両方とも、以前ここで紹介したことのある映画です。

前者は、廃車になることが決定した市電、133号を、
夜中、酒に酔ったその運転手と車掌が、
勝手に街中を走らせる、というお話。
そしてそこに、まあいろんな人が乗り込んできて、
いろんなことが起こる、というわけです。
そしてこの「いろんな人」の中には、
労働者も、資本家も、信心深い老女も、
孤児も、公爵も、警官もいます。(屠殺された牛も。

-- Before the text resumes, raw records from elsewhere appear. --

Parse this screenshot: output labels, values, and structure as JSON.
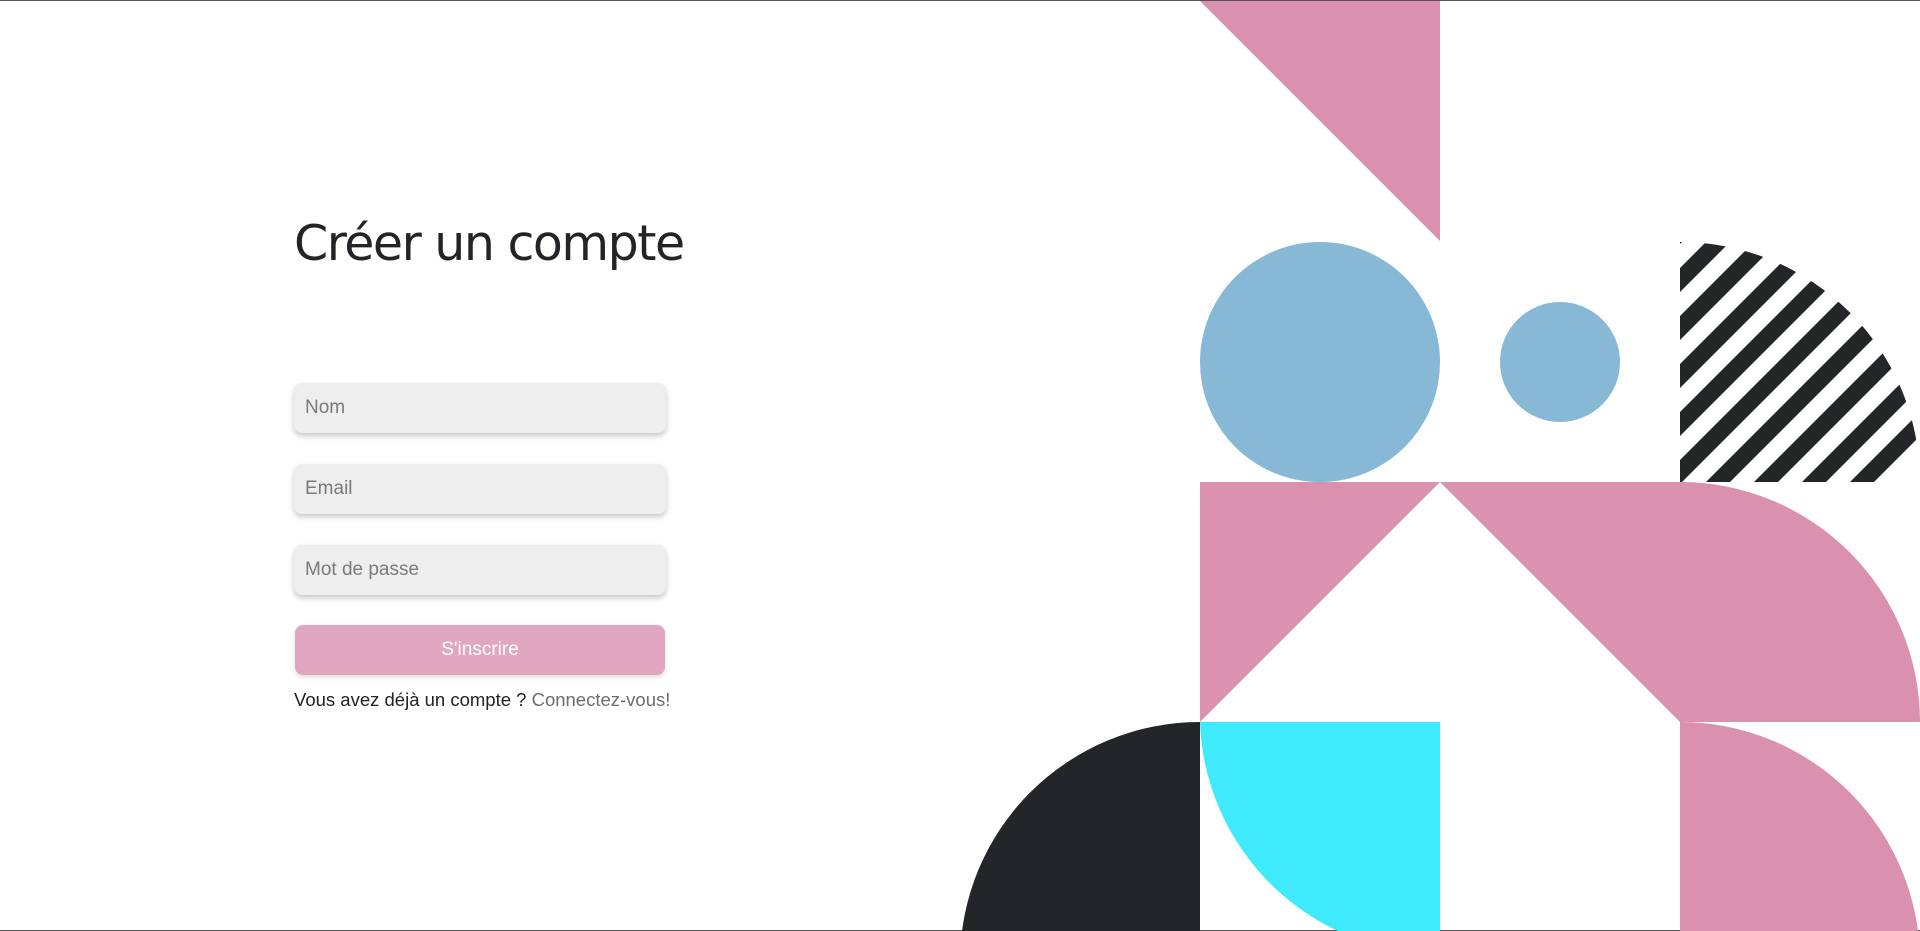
{
  "signup": {
    "title": "Créer un compte",
    "name_placeholder": "Nom",
    "email_placeholder": "Email",
    "password_placeholder": "Mot de passe",
    "submit_label": "S'inscrire",
    "login_prompt": "Vous avez déjà un compte ? ",
    "login_link": "Connectez-vous!"
  },
  "colors": {
    "pink": "#da91ae",
    "button_pink": "#e1a7bf",
    "light_blue": "#87b9d6",
    "cyan": "#3feafd",
    "dark": "#242529",
    "field_bg": "#eeeeee"
  }
}
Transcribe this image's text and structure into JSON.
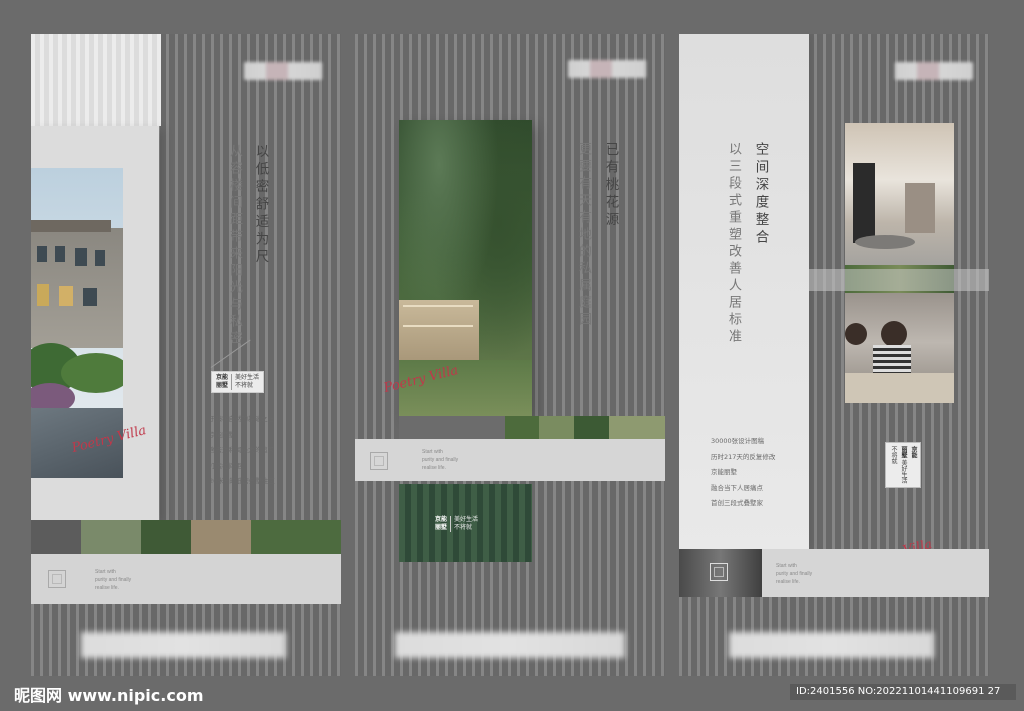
{
  "panel1": {
    "title": "以低密舒适为尺",
    "subtitle": "从容楼间距带来阳光与私密",
    "signature": "Poetry Villa",
    "logo": {
      "brand": "京能\n丽墅",
      "slogan": "美好生活\n不将就"
    },
    "lines": [
      "于臻稀自然的基础之上",
      "京能丽墅",
      "舍去对利润最大的追求",
      "打造楼间距",
      "20米+的低密叠墅住区"
    ],
    "english": [
      "Start with",
      "purity and finally",
      "realise life."
    ]
  },
  "panel2": {
    "title": "已有桃花源",
    "subtitle": "更要有天有地的私属庭园",
    "signature": "Poetry Villa",
    "english": [
      "Start with",
      "purity and finally",
      "realise life."
    ],
    "logo": {
      "brand": "京能\n丽墅",
      "slogan": "美好生活\n不将就"
    }
  },
  "panel3": {
    "title": "空间深度整合",
    "subtitle": "以三段式重塑改善人居标准",
    "signature": "Poetry Villa",
    "logo": {
      "brand": "京能\n丽墅",
      "slogan": "美好生活\n不将就"
    },
    "lines": [
      "30000张设计图稿",
      "历时217天的反复修改",
      "京能丽墅",
      "融合当下人居痛点",
      "首创三段式叠墅家"
    ],
    "english": [
      "Start with",
      "purity and finally",
      "realise life."
    ]
  },
  "watermark": {
    "site": "昵图网 www.nipic.com",
    "id": "ID:2401556 NO:20221101441109691 27"
  },
  "colors": {
    "background": "#6b6b6b",
    "panel": "#e6e6e6",
    "signature": "#c0384a"
  }
}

)
さらには、背景にある経済的格差の中で、
トウモロコシを密輸するマフィアも登場し、
さながら社会の縮図となっています。
ただ、こうした「現実」が、
夜中に街を走る市電という、
全体として1つの「夢」のような場で生起し、
それがほんとに現実なのかそうじゃないのかわからなくも感じられる、
ということになります。
この、超現実に盛られた現実、という構造は、
とてもブニュエル的だと感じました。